When you grow up as an only child in a house full of Midults you inherit many things – sass, sarcasm, a slightly deranged sense of panic and jadedness. Aged four I once fell asleep face first in a plate of rice at a family dinner after loudly declaring, with an audible sigh, that I was “terribly soporific”.
Midult + Midult = Little Adult.
Aged nine, a taxi driver once told me I sounded like Jilly Cooper. Aged eleven, I once wagged a finger at an irate parent by the school gates who was shouting at my friend’s mother. I told her she was being unfair and she told me not to speak to her. Thus the finger wagging. I had no concept that a forty-something parent would not want to take advice from an eleven-year-old. I was age-blind. My Midult parents treated me like an adult, why shouldn’t she?

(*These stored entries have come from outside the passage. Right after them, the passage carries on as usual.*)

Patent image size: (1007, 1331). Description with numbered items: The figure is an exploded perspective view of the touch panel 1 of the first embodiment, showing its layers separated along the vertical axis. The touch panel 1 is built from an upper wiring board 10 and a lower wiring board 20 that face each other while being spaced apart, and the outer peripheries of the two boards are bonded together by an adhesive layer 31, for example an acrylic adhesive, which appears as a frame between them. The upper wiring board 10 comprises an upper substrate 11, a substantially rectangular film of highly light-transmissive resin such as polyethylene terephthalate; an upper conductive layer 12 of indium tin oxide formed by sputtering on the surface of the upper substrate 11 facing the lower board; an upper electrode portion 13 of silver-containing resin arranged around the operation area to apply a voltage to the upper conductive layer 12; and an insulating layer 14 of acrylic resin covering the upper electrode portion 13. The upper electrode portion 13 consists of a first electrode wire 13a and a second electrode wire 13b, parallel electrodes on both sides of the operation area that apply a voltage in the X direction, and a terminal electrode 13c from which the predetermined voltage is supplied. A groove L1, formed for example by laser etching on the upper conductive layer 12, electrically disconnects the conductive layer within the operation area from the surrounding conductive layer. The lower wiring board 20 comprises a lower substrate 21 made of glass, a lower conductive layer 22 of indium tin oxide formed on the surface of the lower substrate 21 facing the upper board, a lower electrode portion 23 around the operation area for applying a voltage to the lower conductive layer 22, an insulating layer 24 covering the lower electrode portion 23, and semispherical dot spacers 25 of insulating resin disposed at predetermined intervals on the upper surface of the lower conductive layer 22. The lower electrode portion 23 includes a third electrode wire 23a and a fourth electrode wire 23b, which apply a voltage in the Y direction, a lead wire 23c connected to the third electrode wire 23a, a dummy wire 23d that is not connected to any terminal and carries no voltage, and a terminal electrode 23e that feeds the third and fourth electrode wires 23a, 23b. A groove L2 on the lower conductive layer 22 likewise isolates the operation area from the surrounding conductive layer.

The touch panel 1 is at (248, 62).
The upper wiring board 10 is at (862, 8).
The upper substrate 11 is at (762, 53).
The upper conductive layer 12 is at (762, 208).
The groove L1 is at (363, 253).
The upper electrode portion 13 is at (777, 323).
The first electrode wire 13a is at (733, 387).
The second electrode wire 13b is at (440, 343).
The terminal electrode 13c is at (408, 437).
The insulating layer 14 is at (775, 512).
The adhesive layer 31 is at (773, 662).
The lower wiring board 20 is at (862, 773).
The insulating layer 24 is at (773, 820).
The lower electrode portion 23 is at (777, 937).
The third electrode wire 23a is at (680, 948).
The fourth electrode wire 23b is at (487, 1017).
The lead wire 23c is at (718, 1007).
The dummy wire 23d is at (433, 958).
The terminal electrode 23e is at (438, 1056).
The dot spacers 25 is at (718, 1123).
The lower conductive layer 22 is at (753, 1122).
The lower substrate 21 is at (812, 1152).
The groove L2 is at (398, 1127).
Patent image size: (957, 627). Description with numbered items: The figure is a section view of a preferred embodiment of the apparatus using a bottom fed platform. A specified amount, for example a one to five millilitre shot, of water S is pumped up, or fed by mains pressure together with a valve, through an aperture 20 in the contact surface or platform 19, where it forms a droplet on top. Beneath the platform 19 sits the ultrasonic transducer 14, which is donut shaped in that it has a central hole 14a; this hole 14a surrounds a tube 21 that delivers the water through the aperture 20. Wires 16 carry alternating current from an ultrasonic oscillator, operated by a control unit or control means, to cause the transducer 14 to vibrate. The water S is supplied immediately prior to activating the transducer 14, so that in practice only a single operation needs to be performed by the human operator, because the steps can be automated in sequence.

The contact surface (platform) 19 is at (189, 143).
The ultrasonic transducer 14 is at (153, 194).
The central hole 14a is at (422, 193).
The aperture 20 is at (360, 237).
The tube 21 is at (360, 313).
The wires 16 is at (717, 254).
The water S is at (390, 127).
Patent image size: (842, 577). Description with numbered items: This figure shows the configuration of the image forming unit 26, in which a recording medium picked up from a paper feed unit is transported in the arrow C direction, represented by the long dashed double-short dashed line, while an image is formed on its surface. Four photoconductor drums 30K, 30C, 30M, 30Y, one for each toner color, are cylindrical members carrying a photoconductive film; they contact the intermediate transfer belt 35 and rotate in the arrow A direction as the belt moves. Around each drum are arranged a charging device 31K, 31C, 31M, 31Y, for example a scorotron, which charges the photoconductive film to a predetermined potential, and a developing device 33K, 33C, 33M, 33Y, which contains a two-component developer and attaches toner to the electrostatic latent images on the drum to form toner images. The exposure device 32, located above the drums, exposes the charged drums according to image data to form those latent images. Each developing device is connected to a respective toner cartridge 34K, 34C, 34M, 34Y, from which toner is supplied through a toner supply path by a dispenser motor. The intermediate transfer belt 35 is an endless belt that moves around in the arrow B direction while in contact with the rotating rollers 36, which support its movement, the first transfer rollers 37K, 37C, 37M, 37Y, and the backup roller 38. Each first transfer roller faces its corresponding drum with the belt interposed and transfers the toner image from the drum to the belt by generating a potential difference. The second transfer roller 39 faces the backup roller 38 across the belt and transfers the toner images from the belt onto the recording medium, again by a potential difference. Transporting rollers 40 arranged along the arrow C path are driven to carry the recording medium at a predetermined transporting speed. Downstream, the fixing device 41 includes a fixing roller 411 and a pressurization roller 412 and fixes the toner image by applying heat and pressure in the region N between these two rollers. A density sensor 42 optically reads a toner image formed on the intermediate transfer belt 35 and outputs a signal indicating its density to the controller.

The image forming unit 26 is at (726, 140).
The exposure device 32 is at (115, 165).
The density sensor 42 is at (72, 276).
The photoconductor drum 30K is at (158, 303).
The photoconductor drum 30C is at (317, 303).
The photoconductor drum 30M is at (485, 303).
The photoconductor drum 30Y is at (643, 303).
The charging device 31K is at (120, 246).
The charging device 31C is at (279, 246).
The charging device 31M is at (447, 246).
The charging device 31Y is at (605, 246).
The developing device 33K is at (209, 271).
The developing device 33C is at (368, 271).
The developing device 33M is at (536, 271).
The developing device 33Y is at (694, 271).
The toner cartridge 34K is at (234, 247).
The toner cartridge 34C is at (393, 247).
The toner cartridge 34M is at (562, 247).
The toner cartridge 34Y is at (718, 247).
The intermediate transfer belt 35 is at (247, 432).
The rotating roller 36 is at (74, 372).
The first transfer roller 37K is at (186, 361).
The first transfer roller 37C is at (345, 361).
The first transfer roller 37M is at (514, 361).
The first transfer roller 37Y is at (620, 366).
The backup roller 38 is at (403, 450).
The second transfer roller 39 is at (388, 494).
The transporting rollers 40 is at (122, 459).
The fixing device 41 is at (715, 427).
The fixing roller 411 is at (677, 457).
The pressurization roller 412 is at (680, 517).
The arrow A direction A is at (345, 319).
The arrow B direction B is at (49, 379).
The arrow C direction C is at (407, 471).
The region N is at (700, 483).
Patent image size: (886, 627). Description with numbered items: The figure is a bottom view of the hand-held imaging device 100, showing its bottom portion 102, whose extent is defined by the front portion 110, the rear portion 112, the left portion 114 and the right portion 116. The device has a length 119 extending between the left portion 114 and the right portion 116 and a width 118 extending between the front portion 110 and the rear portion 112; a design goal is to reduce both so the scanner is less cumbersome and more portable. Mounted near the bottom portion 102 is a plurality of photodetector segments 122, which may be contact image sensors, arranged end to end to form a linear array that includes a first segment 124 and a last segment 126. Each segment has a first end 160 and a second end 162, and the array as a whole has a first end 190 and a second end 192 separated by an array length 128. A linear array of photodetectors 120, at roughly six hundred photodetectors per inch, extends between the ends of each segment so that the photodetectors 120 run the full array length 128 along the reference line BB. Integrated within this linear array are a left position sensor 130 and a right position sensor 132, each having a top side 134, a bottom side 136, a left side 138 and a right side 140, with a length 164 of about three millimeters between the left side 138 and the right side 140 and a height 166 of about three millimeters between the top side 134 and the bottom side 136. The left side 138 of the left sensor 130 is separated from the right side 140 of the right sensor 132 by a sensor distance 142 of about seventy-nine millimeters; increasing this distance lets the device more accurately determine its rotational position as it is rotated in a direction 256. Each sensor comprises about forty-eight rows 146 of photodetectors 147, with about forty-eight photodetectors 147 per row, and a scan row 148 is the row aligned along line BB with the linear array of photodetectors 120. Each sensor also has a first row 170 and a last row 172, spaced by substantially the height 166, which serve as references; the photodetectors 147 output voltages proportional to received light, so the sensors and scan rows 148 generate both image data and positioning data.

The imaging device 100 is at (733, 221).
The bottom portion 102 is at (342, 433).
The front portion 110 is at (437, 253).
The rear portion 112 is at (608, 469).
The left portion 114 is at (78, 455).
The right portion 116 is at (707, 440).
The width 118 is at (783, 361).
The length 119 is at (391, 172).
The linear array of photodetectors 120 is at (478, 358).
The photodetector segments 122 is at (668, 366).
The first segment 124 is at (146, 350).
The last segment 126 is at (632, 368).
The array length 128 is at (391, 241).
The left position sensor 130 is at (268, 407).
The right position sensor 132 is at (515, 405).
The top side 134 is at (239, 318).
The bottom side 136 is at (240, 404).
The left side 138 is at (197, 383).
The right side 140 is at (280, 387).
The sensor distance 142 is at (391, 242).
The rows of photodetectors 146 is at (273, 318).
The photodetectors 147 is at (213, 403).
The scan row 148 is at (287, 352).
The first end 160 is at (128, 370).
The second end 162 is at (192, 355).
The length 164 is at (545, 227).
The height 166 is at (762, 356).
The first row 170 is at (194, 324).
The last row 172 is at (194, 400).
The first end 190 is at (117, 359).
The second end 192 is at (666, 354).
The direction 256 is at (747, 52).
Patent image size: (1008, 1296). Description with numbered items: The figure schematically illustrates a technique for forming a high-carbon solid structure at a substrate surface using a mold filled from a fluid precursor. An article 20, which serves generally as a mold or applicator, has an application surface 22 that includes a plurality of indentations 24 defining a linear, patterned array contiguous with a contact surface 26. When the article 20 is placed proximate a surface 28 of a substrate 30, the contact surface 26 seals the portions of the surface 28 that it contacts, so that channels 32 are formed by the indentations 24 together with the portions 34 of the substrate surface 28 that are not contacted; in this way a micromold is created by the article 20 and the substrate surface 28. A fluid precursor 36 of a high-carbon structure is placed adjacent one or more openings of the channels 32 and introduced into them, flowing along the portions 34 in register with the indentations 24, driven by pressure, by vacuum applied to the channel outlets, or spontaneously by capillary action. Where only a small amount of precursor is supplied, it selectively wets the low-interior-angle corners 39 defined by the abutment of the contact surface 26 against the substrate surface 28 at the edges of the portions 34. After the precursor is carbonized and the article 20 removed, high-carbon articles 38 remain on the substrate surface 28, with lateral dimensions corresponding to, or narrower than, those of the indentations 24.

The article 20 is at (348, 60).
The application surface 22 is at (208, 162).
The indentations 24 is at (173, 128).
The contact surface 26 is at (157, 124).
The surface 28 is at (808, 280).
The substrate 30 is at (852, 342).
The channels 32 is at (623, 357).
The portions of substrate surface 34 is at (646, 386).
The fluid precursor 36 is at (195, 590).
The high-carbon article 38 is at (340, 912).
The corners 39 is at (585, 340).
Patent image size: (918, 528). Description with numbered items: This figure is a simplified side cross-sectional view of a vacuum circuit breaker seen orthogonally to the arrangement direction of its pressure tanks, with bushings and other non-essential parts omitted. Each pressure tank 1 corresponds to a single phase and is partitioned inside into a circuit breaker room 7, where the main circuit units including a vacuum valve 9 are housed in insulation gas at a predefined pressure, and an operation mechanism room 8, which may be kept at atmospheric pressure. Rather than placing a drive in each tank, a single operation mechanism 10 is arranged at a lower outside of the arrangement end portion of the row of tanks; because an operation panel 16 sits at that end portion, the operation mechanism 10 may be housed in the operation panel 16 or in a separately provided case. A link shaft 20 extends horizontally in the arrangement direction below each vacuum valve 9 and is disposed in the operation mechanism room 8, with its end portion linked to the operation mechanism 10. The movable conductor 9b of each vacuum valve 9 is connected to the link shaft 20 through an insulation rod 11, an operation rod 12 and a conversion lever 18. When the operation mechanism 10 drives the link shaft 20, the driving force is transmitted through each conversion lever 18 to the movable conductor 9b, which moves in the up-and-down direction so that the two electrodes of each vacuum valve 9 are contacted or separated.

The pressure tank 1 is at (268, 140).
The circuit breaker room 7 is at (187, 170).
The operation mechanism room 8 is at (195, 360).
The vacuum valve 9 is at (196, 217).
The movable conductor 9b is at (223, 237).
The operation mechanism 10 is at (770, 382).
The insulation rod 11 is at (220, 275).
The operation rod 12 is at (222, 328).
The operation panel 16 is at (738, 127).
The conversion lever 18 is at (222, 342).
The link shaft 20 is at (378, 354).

There are definite plus points to not having a kid when you are a kid. You generally have your shit together, or have become adept at convincing the world, and your sprog, that you do. By virtue of my parents’ age they were not reactionary; more modern, more maverick, more nonplussed. They didn’t engage in fads or competitive parenting. They just let me live with them and attempted to make me smart by osmosis.
It meant a bit of cross-generational cultural pollination (gosh that sounds fancy dunnit?). I was the only kid in my class who knew who The Beatles were, who could sing Dylan and The Stones. I knew about ‘Allo ‘Allo and Are You Being Served and I clung to Star Wars and MGM musicals.
I was more third housemate than child. Because that’s the greatest thing about Midult co-habitation: they take you along for the ride.